No. Can you post sample pics?
 
russ_watters said:
No. Can you post sample pics?

If I post a picture, it will just look like a picture of the night sky. I'm trying to say that when I take a picture with flash, I can see several stars that the camera is pointed at become brighter for a second. It doesn't make any sense to me because all of those stars are many light-years away.
 
Black and white photo emulsions consists of grains of silver iodide in an organic matrix. To develop a photograph each grain of silver iodide must absorb a multiple number of light quanta before it becomes unstable and decomposes the translucent grain into silver. (The larger the grain, the more quanta are required.) When this happens the grain explodes leaving a small black spot of finely dispersed silver.

The larger the "grain"-- a single crystal of silver iodide actually--the more electromagnetic quanta are required to make it disassociate. But some clever fool discovered that he could sensitize film by pre-exposing it in a bath of low intensity light. After this is done the number of photons required to hit the explosion threshold for a crystal of SI is lowered; it requires fewer photons to cause the crystal to explode and put a spot on the film.

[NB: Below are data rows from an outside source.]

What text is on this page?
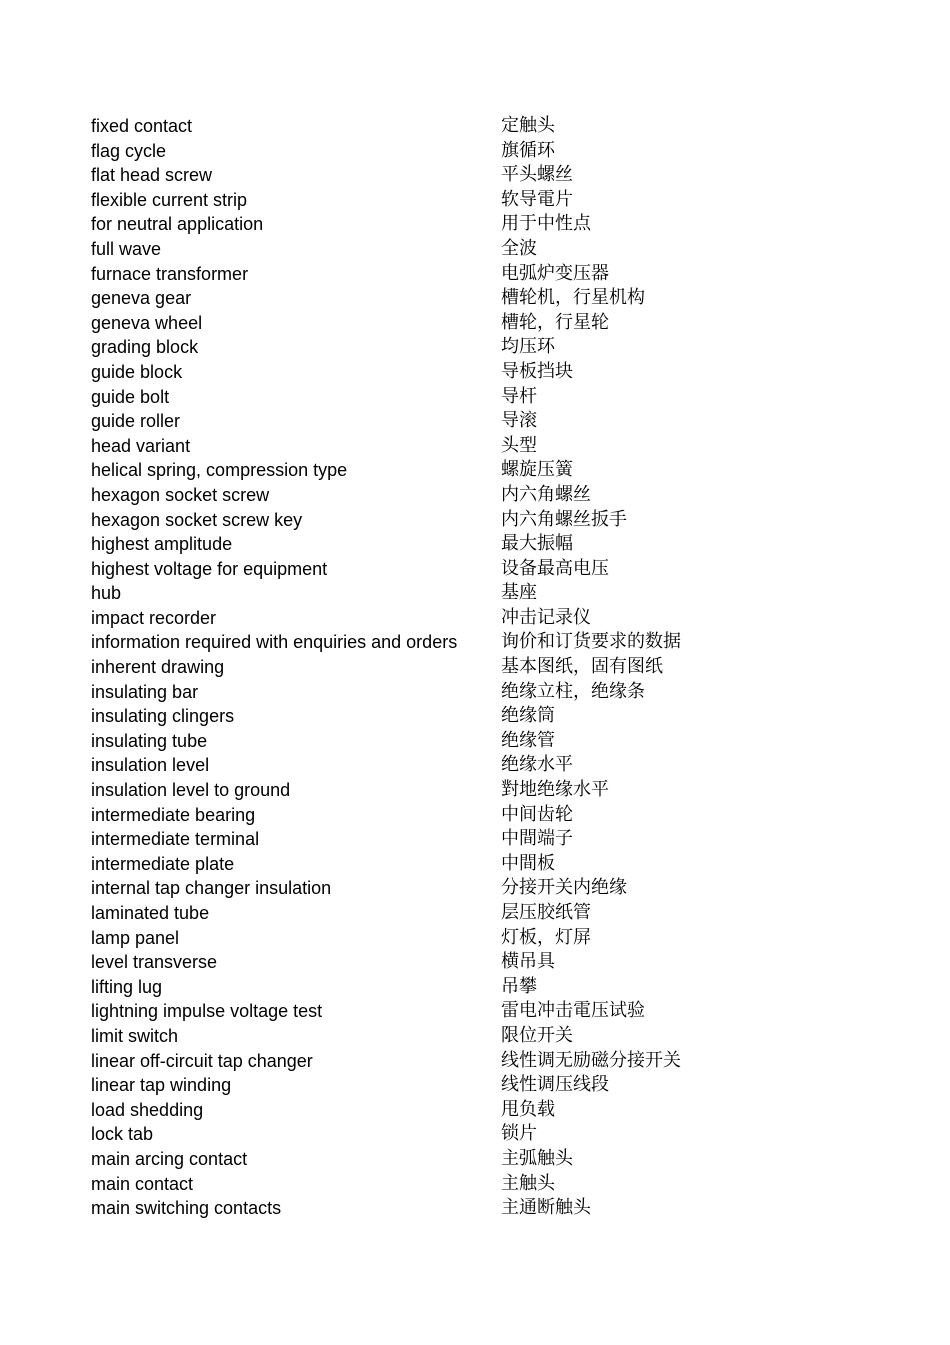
fixed contact	定触头
flag cycle	旗循环
flat head screw	平头螺丝
flexible current strip	软导電片
for neutral application	用于中性点
full wave	全波
furnace transformer	电弧炉变压器
geneva gear	槽轮机，行星机构
geneva wheel	槽轮，行星轮
grading block	均压环
guide block	导板挡块
guide bolt	导杆
guide roller	导滚
head variant	头型
helical spring, compression type	螺旋压簧
hexagon socket screw	内六角螺丝
hexagon socket screw key	内六角螺丝扳手
highest amplitude	最大振幅
highest voltage for equipment	设备最高电压
hub	基座
impact recorder	冲击记录仪
information required with enquiries and orders	询价和订货要求的数据
inherent drawing	基本图纸，固有图纸
insulating bar	绝缘立柱，绝缘条
insulating clingers	绝缘筒
insulating tube	绝缘管
insulation level	绝缘水平
insulation level to ground	對地绝缘水平
intermediate bearing	中间齿轮
intermediate terminal	中間端子
intermediate plate	中間板
internal tap changer insulation	分接开关内绝缘
laminated tube	层压胶纸管
lamp panel	灯板，灯屏
level transverse	横吊具
lifting lug	吊攀
lightning impulse voltage test	雷电冲击電压试验
limit switch	限位开关
linear off-circuit tap changer	线性调无励磁分接开关
linear tap winding	线性调压线段
load shedding	甩负载
lock tab	锁片
main arcing contact	主弧触头
main contact	主触头
main switching contacts	主通断触头
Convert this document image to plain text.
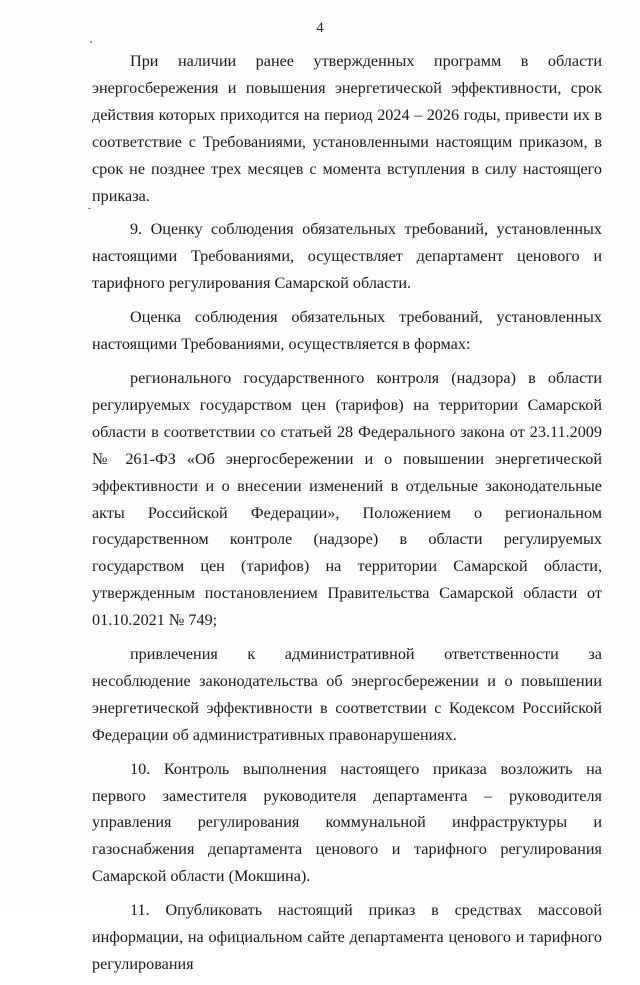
4

При наличии ранее утвержденных программ в области энергосбережения и повышения энергетической эффективности, срок действия которых приходится на период 2024 – 2026 годы, привести их в соответствие с Требованиями, установленными настоящим приказом, в срок не позднее трех месяцев с момента вступления в силу настоящего приказа.

9. Оценку соблюдения обязательных требований, установленных настоящими Требованиями, осуществляет департамент ценового и тарифного регулирования Самарской области.

Оценка соблюдения обязательных требований, установленных настоящими Требованиями, осуществляется в формах:

регионального государственного контроля (надзора) в области регулируемых государством цен (тарифов) на территории Самарской области в соответствии со статьей 28 Федерального закона от 23.11.2009 № 261-ФЗ «Об энергосбережении и о повышении энергетической эффективности и о внесении изменений в отдельные законодательные акты Российской Федерации», Положением о региональном государственном контроле (надзоре) в области регулируемых государством цен (тарифов) на территории Самарской области, утвержденным постановлением Правительства Самарской области от 01.10.2021 № 749;

привлечения к административной ответственности за несоблюдение законодательства об энергосбережении и о повышении энергетической эффективности в соответствии с Кодексом Российской Федерации об административных правонарушениях.

10. Контроль выполнения настоящего приказа возложить на первого заместителя руководителя департамента – руководителя управления регулирования коммунальной инфраструктуры и газоснабжения департамента ценового и тарифного регулирования Самарской области (Мокшина).

11. Опубликовать настоящий приказ в средствах массовой информации, на официальном сайте департамента ценового и тарифного регулирования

[btw, this is called pre exposed film.]

Your eyes works in the same fashion. It takes multiple photons to trigger a rod or cone to send a neural impulse to your brain.

It is possible that the back scatter from the flash, trips the photon count threshold on the retinal image where the stars are projected onto your retina, but is sufficiently weak that the critical threshold, where there are no stars, is not reached. So for a brief fraction of a second you could perceive better contrast of a star field.

Or are you looking at an enhanced image on a monitor?